FWIW, I’m skeptical about the utility of introducing “too big to fail” as an antitrust concept.  Antitrust has come a long way since its economically unprincipled approach several decades ago to its current state.  It has done so largely by staying relatively hinged to microeconomics.  This approach has done antitrust well as evidenced by the evolution of the doctrine over the past 30 or so years.  We now have a substantial body of economic theory and empirical evidence that tells us quite a bit about sensible approaches to at least cartel and merger enforcement that are likely to help rather than harm consumers on net.  Injecting “too big to fail” as an antitrust concept whether under the Clayton Act or otherwise is not a minor tweak to the system.  Too big to fail is not an antitrust concept and attempts to operationalize it within the antitrust framework are likely to cause more harm than good by undermining the progress that has been made by sticking to a disciplined economic approach.  As I commented for a related story in The Deal, and consistent with some of my own research on economic education and complexity in antitrust cases,  “Consumer welfare is complicated enough” for judges and enforcement agencies as is.  But the threat is not just increasing the risk of errors associated with introducing this factor into the antitrust calculus, but also allowing it to substitute for and gradually subsume the economic approach which has served us well.

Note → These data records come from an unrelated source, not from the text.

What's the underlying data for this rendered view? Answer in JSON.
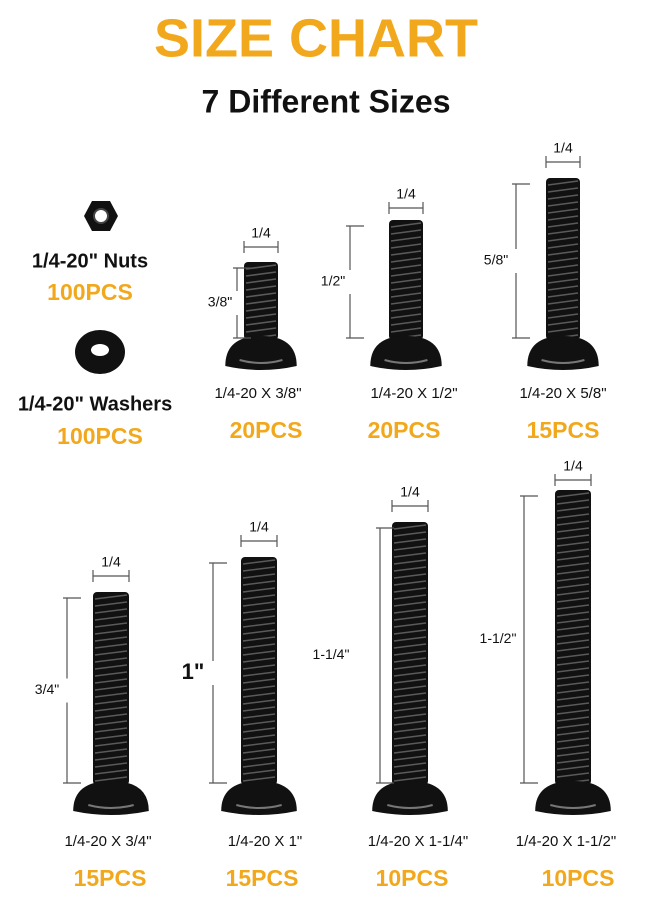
{
  "title": "SIZE CHART",
  "subtitle": "7 Different Sizes",
  "hardware": [
    {
      "name": "1/4-20\" Nuts",
      "quantity": "100PCS"
    },
    {
      "name": "1/4-20\" Washers",
      "quantity": "100PCS"
    }
  ],
  "screws": [
    {
      "diameter": "1/4",
      "length": "3/8\"",
      "name": "1/4-20 X 3/8\"",
      "quantity": "20PCS"
    },
    {
      "diameter": "1/4",
      "length": "1/2\"",
      "name": "1/4-20 X 1/2\"",
      "quantity": "20PCS"
    },
    {
      "diameter": "1/4",
      "length": "5/8\"",
      "name": "1/4-20 X 5/8\"",
      "quantity": "15PCS"
    },
    {
      "diameter": "1/4",
      "length": "3/4\"",
      "name": "1/4-20 X 3/4\"",
      "quantity": "15PCS"
    },
    {
      "diameter": "1/4",
      "length": "1\"",
      "name": "1/4-20 X 1\"",
      "quantity": "15PCS"
    },
    {
      "diameter": "1/4",
      "length": "1-1/4\"",
      "name": "1/4-20 X 1-1/4\"",
      "quantity": "10PCS"
    },
    {
      "diameter": "1/4",
      "length": "1-1/2\"",
      "name": "1/4-20 X 1-1/2\"",
      "quantity": "10PCS"
    }
  ]
}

Obviously, the types of social costs associated with the risks of firms becoming “too big to fail” are real.  The argument is simply that antitrust is an inappropriate vehicle for addressing those problems and its use here would introduce problems of its own that I have not frequently seen discussed in this context.

6 responses to Too Big To Fail as an Antitrust Concept


    I’m not sure why you write “certainly.” To the contrary, the adoption of economics into antitrust over the last 30 years (and the increase in knowledge in antitrust economics generally) has been a wonderful development.

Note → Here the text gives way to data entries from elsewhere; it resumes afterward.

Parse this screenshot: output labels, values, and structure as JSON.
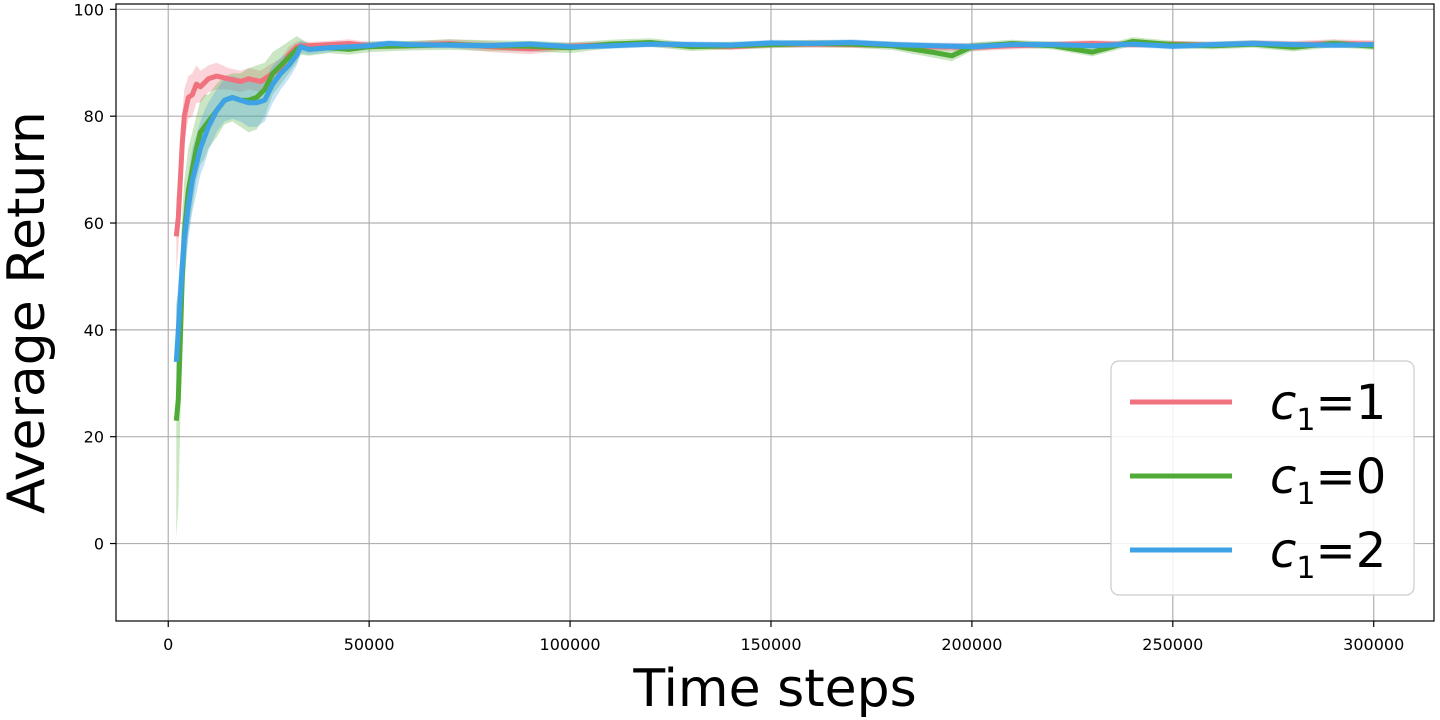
{
  "chart_data": {
    "type": "line",
    "title": "",
    "xlabel": "Time steps",
    "ylabel": "Average Return",
    "xlim": [
      -13000,
      315000
    ],
    "ylim": [
      -14.5,
      101
    ],
    "xticks": [
      0,
      50000,
      100000,
      150000,
      200000,
      250000,
      300000
    ],
    "xtick_labels": [
      "0",
      "50000",
      "100000",
      "150000",
      "200000",
      "250000",
      "300000"
    ],
    "yticks": [
      0,
      20,
      40,
      60,
      80,
      100
    ],
    "ytick_labels": [
      "0",
      "20",
      "40",
      "60",
      "80",
      "100"
    ],
    "grid": true,
    "legend_position": "bottom-right",
    "series": [
      {
        "name": "c1=1",
        "legend": {
          "base": "c",
          "sub": "1",
          "rest": "=1"
        },
        "color": "#f0727f",
        "x": [
          2000,
          2500,
          3000,
          3500,
          4000,
          5000,
          6000,
          7000,
          8000,
          10000,
          12000,
          15000,
          18000,
          20000,
          23000,
          25000,
          28000,
          30000,
          32000,
          33000,
          35000,
          40000,
          45000,
          50000,
          60000,
          70000,
          80000,
          90000,
          100000,
          110000,
          120000,
          130000,
          140000,
          150000,
          160000,
          170000,
          180000,
          190000,
          200000,
          210000,
          220000,
          230000,
          240000,
          250000,
          260000,
          270000,
          280000,
          290000,
          300000
        ],
        "y": [
          57.5,
          61,
          68,
          75,
          80,
          83.5,
          84,
          86,
          85.5,
          87,
          87.5,
          87,
          86.5,
          87,
          86.5,
          87.5,
          89,
          91.5,
          93,
          93.2,
          93.2,
          93.4,
          93.6,
          93.2,
          93.3,
          93.6,
          93,
          92.6,
          93.1,
          93.4,
          93.6,
          93.2,
          93,
          93.4,
          93.5,
          93.4,
          93.3,
          93,
          92.9,
          93.2,
          93.4,
          93.6,
          93.4,
          93.5,
          93.3,
          93.6,
          93.4,
          93.6,
          93.5
        ],
        "band_width": [
          7,
          6,
          6,
          5.5,
          5,
          4,
          4,
          3.5,
          3,
          2.5,
          2.5,
          2,
          2,
          2,
          2,
          2,
          1.8,
          1.5,
          1,
          0.8,
          0.7,
          0.7,
          0.8,
          0.7,
          0.7,
          0.8,
          1,
          1,
          0.7,
          0.6,
          0.6,
          0.6,
          0.6,
          0.6,
          0.7,
          0.6,
          0.6,
          0.7,
          0.8,
          0.7,
          0.6,
          0.6,
          0.6,
          0.6,
          0.6,
          0.6,
          0.7,
          0.8,
          0.7
        ]
      },
      {
        "name": "c1=0",
        "legend": {
          "base": "c",
          "sub": "1",
          "rest": "=0"
        },
        "color": "#4fab35",
        "x": [
          2000,
          2500,
          3000,
          3500,
          4000,
          5000,
          6000,
          7000,
          8000,
          9000,
          10000,
          12000,
          14000,
          16000,
          18000,
          20000,
          22000,
          24000,
          26000,
          28000,
          30000,
          32000,
          33000,
          35000,
          40000,
          45000,
          50000,
          60000,
          70000,
          80000,
          90000,
          100000,
          110000,
          120000,
          130000,
          140000,
          150000,
          160000,
          170000,
          180000,
          190000,
          195000,
          200000,
          210000,
          220000,
          230000,
          240000,
          250000,
          260000,
          270000,
          280000,
          290000,
          300000
        ],
        "y": [
          23,
          27,
          38,
          50,
          58,
          66,
          70,
          74,
          77,
          78,
          79,
          81,
          83,
          83.5,
          83,
          83,
          83.5,
          85,
          88,
          89.5,
          91,
          92.5,
          93,
          92.5,
          92.8,
          92.5,
          93,
          93.2,
          93.4,
          93.2,
          93.1,
          92.8,
          93.5,
          93.8,
          93,
          93.2,
          93.4,
          93.6,
          93.5,
          93.2,
          92,
          91.3,
          93,
          93.6,
          93.2,
          92,
          94,
          93.4,
          93.2,
          93.5,
          92.9,
          93.6,
          93.1
        ],
        "band_width": [
          22,
          20,
          15,
          12,
          10,
          8,
          7,
          6,
          6,
          6,
          5,
          5,
          4.5,
          4.5,
          5,
          6,
          6,
          5,
          4,
          3.5,
          3,
          2.5,
          1.5,
          1.2,
          1,
          1,
          1,
          0.9,
          1,
          1,
          1,
          1,
          0.8,
          0.8,
          0.8,
          0.7,
          0.7,
          0.7,
          0.7,
          0.8,
          1,
          1,
          0.8,
          0.7,
          0.7,
          0.8,
          0.8,
          0.7,
          0.7,
          0.7,
          0.8,
          0.7,
          0.7
        ]
      },
      {
        "name": "c1=2",
        "legend": {
          "base": "c",
          "sub": "1",
          "rest": "=2"
        },
        "color": "#3ea2e6",
        "x": [
          2000,
          2500,
          3000,
          3500,
          4000,
          5000,
          6000,
          7000,
          8000,
          9000,
          10000,
          12000,
          14000,
          16000,
          18000,
          20000,
          22000,
          24000,
          26000,
          28000,
          30000,
          32000,
          33000,
          35000,
          40000,
          45000,
          50000,
          55000,
          60000,
          70000,
          80000,
          90000,
          100000,
          110000,
          120000,
          130000,
          140000,
          150000,
          160000,
          170000,
          180000,
          190000,
          200000,
          210000,
          220000,
          230000,
          240000,
          250000,
          260000,
          270000,
          280000,
          290000,
          300000
        ],
        "y": [
          34,
          40,
          46,
          52,
          57,
          63,
          68,
          71,
          74,
          76,
          78,
          81,
          83,
          83.5,
          83,
          82.5,
          82.5,
          83,
          86,
          88,
          89.5,
          91.5,
          93,
          92.5,
          92.8,
          93,
          93.2,
          93.6,
          93.4,
          93.3,
          93.2,
          93.5,
          93,
          93.2,
          93.5,
          93.4,
          93.3,
          93.7,
          93.6,
          93.8,
          93.4,
          93.2,
          93,
          93.4,
          93.4,
          93.2,
          93.5,
          93.1,
          93.4,
          93.6,
          93.4,
          93.3,
          93.4
        ],
        "band_width": [
          10,
          9,
          8,
          7,
          7,
          6,
          6,
          5.5,
          5,
          5,
          4.5,
          4,
          4,
          4,
          4,
          4.5,
          4.5,
          4,
          3.5,
          3,
          2.5,
          2,
          1.2,
          1,
          0.8,
          0.7,
          0.7,
          0.6,
          0.6,
          0.6,
          0.6,
          0.6,
          0.6,
          0.6,
          0.6,
          0.6,
          0.6,
          0.6,
          0.6,
          0.6,
          0.6,
          0.6,
          0.7,
          0.6,
          0.6,
          0.6,
          0.6,
          0.6,
          0.6,
          0.6,
          0.6,
          0.6,
          0.6
        ]
      }
    ]
  }
}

    One should not conflate failures in macroeconomics or to explain the current financial crisis with a general failure of all economic disciplines. An objective evaluation of the track record of antitrust economics over a 30-40 year span, I think, would show dramatic advances and (while not without its problems!) some cause for optimism as well.


    Certainly the last 30 years of economic theory haven’t given us much to be optimistic about.


    The critique is not that systemic risk is not a real phenomenon, or even that it might not be created by particular mergers and acquisitions. Its that we don’t know it when we see it, and whatever it is, don’t have a theory of it than can be operationalized and injected into antitrust without undermining much the progress of the last 30 years in developing a coherent economic approach.


    I agree if “too big too fail” means what it sounds like it means — i.e., that it was the scale of the institutions itself that posed the threat to the system.

    But if “too big too fail” refers more generally to the creation of systemic risk, then I think there is a more interesting argument. Highly correlated decisionmaking seems to have been at least part of the cause for the dramatic increase in volatility and rapid unwind.